Viruses were shed in the nose and rectum of cats and in the nose of dogs. Viruses were detected in brain, lung, kidney, intestine, liver, and serum in the infected cats, but only in the lung in the infected dogs. Genes encoding inflammatory cytokines and chemokines, Toll-like receptors, and apoptotic factors were more highly expressed in the lungs of cats than in those of dogs.

Our results suggest that the intensive monitoring of dogs is necessary to prevent human infection by H5N1 influenza virus, since infected dogs may not show clear clinical signs, in contrast to infected cats.


An interesting result, considering that last spring  Korea Detected H5N8 Antibodies In asymptomatic Farm Dogs.


The second study, which appears in the December issue of the EID Journal, looks at the ability of cats to contract, and spread a contemporary strain of the equine/canine H3N8 virus.

 

Equine Influenza A(H3N8) Virus Infection in Cats

Shuo Su1, Lifang Wang1, Xinliang Fu, Shuyi He, Malin Hong, Pei Zhou, Alexander Lai , Gregory Gray, and Shoujun Li

Abstract

Interspecies transmission of equine influenza A(H3N8) virus has resulted in establishment of a canine influenza virus.

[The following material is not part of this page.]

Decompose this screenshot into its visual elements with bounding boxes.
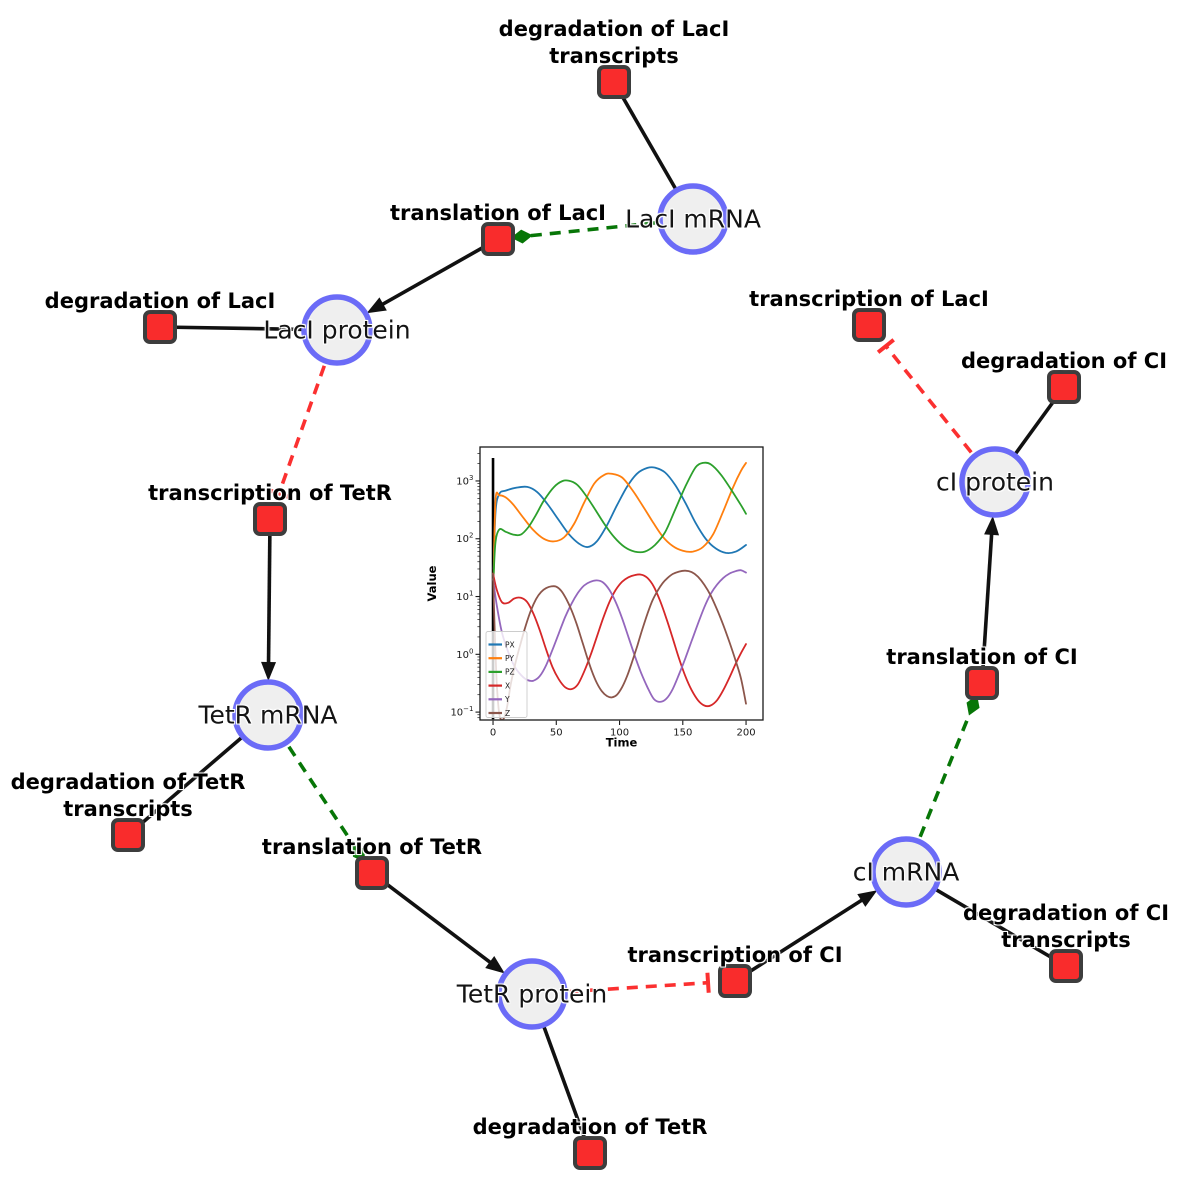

To determine if something similar could happen with cats, we experimentally infected 14 cats with the equine influenza A(H3N8) virus. All showed clinical signs, shed virus, and transmitted the virus to a contact cohort.

Conclusions

That cats are susceptible to EIV by direct inoculation is not surprising because infection of cats with various influenza A viruses has been reported. Feline respiratory tract epithelial cells contain sialic acid α-2,3-galactose β-1,3-N-acetyl galactosamine (SA α2,3 gal) receptors for avian and equine influenza viruses and SA α2,6 gal receptors for mammalian influenza virus (13).

However, our finding of horizontal transmission of EIV among cats is significant. If transmission occurs outside the laboratory, and if the basic reproduction rate is higher than 1.0, then EIV could potentially establish itself and circulate in this new host species. Why it has not yet happened naturally, as it did for canine influenza virus (H3N8), remains to be determined. Possibilities include lower transmission efficiency, lower probability of horse–cat contact, less virus shedding in a laboratory, or feline behavior (less social contact than dogs).

 

These researchers repeated this experiment with an older strain of the equine H3N8 virus, and while some of the cats seroconverted, they all remained asymptomatic. Illustrating the variance of virulence one often finds between clades or strains of the same influenza A subtype.

.

In just over a decade we’ve gone from believing that dogs and cats aren’t really susceptible to flu to viewing them as Potential `Mixing Vessels’ For Influenza

 

Last summer, in Canine H3N2 Reassortant With pH1N1 Matrix Gene, we looked at this precise scenario. At roughly the same time the American Society for Microbiology issued this warning:

 

Evolution of Equine Influenza Led to Canine Offshoot Which Could Mix With Human Influenza

WASHINGTON, DC – June 19, 2014 – Equine influenza viruses from the early 2000s can easily infect the respiratory tracts of dogs, while those from the 1960s are only barely able to, according to research published ahead of print in the Journal of Virology. The research also suggests that canine and human influenza viruses can mix, and generate new influenza viruses.

(Continue . . . )

 

Although  it’s true that pigs and birds are considered  far superior biological `flu factories’,  any jump of a novel flu virus to a new species is viewed with concern, because it affords the virus new opportunities to acquire host adaptations – or reassort with other viruses – and thereby increases its chances of becoming a human health threat.


While the future role of dogs and cats in the evolution of influenza is subject to debate, for now, your pet is at far greater risk of catching the flu from you, than you are from it (see Companion Animals & Reverse Zoonosis).